Phillip J. Klepacki, a native of McHenry, Illinois, is associate conductor of the Gainesville Civic Chorus and director of the Choristers, the GCC's chamber choir. A graduate student at the University of Florida, he is pursuing a Ph.D. in Historical Musciology under the supervision of Dr. David Z. Kushner, and was honored with the prestigious University of Florida Alumni Fellowship. Mr. Klepacki recently earned the Master of Music in Choral Conducting from the University of Florida, and continues his study of conducting with Dr. Will Kesling. He also holds the Bachelor of Arts in Music with an emphasis in Choral Music Education from the Florida State University. While there, he studied voice with Barbara Ford and David Wingate, conducting with Dr. André Thomas and Dr. Judy Bowers, and was consistently active in both choral and instrumental ensembles.

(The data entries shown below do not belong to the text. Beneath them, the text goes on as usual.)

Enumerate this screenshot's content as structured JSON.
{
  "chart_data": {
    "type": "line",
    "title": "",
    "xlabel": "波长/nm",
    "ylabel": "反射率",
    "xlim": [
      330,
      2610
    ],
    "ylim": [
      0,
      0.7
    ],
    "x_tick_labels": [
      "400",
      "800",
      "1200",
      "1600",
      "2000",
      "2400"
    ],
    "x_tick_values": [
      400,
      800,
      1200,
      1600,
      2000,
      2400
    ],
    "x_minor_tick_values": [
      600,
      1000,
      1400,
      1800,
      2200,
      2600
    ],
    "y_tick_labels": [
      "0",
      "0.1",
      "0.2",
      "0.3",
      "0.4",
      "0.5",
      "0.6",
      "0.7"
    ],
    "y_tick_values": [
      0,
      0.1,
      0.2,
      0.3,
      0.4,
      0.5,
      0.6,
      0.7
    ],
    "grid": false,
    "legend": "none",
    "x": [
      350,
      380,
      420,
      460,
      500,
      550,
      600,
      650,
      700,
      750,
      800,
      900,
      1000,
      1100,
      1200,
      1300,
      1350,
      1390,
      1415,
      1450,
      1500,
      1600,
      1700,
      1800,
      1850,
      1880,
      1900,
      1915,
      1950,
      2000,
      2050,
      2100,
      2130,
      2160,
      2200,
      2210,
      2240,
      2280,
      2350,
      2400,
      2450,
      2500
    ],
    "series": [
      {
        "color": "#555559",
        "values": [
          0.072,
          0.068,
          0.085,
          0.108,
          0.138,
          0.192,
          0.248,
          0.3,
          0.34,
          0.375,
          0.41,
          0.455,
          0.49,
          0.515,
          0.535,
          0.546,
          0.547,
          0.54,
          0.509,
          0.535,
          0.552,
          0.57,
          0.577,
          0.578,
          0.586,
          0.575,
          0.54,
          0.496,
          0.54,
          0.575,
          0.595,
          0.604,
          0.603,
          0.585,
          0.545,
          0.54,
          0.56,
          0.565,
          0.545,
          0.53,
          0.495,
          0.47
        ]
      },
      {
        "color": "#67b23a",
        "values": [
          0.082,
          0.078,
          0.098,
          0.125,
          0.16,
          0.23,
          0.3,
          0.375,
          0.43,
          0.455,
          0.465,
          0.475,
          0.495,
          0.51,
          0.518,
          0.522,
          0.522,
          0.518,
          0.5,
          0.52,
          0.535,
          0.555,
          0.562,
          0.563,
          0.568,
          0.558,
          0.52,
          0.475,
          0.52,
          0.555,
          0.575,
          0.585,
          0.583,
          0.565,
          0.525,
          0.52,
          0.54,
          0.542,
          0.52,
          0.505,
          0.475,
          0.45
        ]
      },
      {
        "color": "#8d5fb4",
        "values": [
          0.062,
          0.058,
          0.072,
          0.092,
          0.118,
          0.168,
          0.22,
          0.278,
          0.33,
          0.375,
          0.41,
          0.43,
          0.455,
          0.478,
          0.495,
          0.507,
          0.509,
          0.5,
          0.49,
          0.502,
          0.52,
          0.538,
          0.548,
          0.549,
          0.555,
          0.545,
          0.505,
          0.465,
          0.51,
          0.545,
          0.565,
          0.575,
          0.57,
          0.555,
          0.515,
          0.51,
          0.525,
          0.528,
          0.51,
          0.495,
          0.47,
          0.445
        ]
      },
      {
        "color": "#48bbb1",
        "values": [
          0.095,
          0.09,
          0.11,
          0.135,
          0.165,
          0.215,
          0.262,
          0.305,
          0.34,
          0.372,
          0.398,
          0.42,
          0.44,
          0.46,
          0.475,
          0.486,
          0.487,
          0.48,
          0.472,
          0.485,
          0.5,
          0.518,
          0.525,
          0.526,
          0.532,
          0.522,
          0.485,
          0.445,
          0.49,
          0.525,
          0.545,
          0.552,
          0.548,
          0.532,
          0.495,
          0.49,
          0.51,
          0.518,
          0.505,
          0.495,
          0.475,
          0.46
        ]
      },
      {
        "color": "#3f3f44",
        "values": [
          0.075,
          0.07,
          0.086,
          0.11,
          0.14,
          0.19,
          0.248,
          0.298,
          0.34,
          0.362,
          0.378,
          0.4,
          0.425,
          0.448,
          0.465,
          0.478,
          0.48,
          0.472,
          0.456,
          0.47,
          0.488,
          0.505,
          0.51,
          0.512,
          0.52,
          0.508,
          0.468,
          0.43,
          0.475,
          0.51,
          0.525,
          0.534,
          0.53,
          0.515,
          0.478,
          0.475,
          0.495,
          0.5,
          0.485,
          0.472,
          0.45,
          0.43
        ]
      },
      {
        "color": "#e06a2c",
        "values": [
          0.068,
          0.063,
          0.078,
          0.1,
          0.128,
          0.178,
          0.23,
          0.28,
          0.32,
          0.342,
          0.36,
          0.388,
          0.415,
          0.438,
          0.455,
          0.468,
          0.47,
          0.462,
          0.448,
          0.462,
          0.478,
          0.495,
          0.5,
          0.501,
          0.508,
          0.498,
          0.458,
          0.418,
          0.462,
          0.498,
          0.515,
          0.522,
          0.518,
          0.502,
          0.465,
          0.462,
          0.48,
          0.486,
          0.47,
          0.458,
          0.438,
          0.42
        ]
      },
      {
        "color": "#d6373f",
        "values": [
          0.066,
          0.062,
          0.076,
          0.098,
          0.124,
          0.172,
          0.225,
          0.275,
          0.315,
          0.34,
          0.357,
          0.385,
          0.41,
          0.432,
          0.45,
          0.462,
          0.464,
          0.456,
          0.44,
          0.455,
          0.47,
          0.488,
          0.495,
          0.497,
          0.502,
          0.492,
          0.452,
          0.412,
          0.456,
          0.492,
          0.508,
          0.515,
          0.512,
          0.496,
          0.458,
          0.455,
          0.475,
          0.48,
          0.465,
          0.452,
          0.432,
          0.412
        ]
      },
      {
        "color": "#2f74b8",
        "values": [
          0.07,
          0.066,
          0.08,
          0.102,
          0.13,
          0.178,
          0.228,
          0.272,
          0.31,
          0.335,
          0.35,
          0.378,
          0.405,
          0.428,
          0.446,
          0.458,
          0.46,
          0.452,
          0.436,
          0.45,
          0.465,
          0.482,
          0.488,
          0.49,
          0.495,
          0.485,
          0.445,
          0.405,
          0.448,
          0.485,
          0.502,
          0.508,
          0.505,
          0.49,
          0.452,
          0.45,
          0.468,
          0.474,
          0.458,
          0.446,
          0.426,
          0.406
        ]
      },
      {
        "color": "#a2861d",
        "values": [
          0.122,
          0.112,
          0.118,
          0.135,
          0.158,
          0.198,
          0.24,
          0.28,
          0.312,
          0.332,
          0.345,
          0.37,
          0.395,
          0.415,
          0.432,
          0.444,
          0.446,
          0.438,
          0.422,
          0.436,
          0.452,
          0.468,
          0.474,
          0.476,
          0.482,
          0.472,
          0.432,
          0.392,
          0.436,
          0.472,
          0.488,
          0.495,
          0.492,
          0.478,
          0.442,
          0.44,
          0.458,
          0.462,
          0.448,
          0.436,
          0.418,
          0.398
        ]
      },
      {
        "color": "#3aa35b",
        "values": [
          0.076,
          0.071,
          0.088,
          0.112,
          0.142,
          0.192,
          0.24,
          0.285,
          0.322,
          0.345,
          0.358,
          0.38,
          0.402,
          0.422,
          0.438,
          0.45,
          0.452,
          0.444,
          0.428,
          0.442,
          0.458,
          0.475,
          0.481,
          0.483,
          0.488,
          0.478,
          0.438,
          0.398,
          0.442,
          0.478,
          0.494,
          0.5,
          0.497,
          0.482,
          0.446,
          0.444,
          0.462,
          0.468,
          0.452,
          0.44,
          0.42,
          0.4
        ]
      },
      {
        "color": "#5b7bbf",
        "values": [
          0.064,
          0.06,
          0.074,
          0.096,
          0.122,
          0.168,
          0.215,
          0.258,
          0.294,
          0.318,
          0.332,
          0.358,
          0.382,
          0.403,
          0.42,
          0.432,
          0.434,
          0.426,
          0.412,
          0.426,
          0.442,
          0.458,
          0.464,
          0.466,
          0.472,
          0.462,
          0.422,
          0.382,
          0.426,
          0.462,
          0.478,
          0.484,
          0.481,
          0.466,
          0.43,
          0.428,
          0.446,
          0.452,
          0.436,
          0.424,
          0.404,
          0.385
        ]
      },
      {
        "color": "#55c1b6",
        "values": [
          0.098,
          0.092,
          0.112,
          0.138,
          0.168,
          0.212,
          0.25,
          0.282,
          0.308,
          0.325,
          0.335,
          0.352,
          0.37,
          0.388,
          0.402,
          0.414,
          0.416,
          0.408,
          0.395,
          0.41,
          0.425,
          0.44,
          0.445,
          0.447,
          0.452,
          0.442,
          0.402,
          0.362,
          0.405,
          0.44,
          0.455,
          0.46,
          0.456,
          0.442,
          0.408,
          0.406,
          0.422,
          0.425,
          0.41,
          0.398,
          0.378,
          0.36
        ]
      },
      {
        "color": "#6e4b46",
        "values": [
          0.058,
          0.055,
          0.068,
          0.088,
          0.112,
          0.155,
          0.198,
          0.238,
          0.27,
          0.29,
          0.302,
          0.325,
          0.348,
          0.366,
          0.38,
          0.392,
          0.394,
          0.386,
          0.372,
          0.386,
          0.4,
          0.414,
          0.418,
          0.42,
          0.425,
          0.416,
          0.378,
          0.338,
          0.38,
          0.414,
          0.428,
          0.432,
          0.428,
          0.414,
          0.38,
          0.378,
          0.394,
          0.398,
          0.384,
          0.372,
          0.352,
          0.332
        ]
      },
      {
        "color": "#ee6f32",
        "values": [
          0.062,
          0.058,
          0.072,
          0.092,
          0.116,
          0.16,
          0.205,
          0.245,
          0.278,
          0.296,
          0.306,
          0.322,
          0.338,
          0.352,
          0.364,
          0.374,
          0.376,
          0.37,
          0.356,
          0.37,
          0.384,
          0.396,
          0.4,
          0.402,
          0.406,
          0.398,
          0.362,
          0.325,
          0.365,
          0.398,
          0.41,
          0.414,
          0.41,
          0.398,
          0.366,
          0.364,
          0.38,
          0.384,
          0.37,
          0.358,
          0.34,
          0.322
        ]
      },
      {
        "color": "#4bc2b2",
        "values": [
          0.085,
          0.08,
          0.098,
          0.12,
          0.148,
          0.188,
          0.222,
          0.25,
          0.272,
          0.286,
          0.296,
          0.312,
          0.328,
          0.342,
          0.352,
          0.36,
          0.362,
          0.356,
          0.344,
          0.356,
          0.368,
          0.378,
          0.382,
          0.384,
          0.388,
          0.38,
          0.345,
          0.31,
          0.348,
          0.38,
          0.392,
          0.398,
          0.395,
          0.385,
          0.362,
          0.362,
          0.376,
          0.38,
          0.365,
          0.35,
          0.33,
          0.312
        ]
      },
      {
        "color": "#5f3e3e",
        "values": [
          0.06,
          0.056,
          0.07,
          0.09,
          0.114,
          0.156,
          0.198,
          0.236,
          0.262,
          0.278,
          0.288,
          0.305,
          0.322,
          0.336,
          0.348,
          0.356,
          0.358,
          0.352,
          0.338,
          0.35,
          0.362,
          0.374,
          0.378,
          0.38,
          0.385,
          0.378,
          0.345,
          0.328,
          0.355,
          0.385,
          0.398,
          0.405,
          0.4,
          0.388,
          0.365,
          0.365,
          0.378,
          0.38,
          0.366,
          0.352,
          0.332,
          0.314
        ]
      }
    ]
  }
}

Before coming to the University of Florida, Mr. Klepacki worked as Music/Vocal Director and principal pianist on a number of musical theatre productions with the Gainesville Community Playhouse and Stagedoor Theater Arts Resource (STAR) Center. In 2001, he received the Gainesville Community Playhouse "Golden Apple" award for Outstanding Musical Direction for Once on This Island. In addition to his graduate studies, Mr. Klepacki is the interim choral director at Holy Trinity Episcopal Church of Gainesville. He is an alumni member of Phi Mu Alpha Sinfonia and Tau Beta Sigma, and a member of the Conductors Guild, the American Choral Directors Association, and the American Musicological Society.